The key is ``bringing into captivity every thought to the obedience of Christ.'' Whose thought? Principally, our own. Peace always begins with some individual wanting an end of hostilities, an end to hate and revenge. This impetus to peace, however faint or undeveloped, is evidence of Christ, the spirit of God, working in human consciousness to bring ``on earth peace, good will toward men''3 through the recognition of man's spiritual sonship and sinlessness as God's likeness.
Christian Science shows how this Christ influence can be cultivated and empowered in our lives through a spiritual understanding of God as the one Mind, the Mind that makes man in its image, not materially, but spiritually. As Mary Baker Eddy, the Discoverer and Founder of Christian Science, explains, ``The exterminator of error is the great truth that God, good, is the only Mind, and that the supposititious opposite of infinite Mind -- called devil or evil -- is not Mind, is not Truth, but error, without intelligence or reality. There can be but one Mind, because there is but one God; and if mortals claimed no other Mind and accepted no other, sin would be unknown.''4
To claim and realize in prayer that there is only one Mind, and that this Mind is good, and to strive to express that loving Mind, ``which was also in Christ Jesus,''5 are true spiritual warfare. This is not the world's way of warfare but Christ's, and there was no greater peacemaker than the Prince of Peace.

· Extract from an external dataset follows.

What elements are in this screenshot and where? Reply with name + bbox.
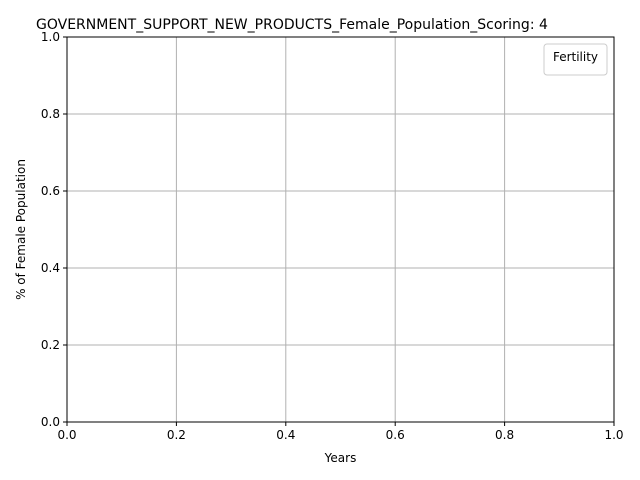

Our sincere, deep prayers for peace within ourselves, peace in our families, peace in the workplace, peace in societies and among nations, do make a difference. Never underestimate what one individual, reflecting and obeying God, the divine Mind, can do for the world.
1II Corinthians 10:3-5. 2John 8:44. 3Luke 2:14. 4Science and Health with Key to the Scriptures, p. 469. 5Philippians 2:5.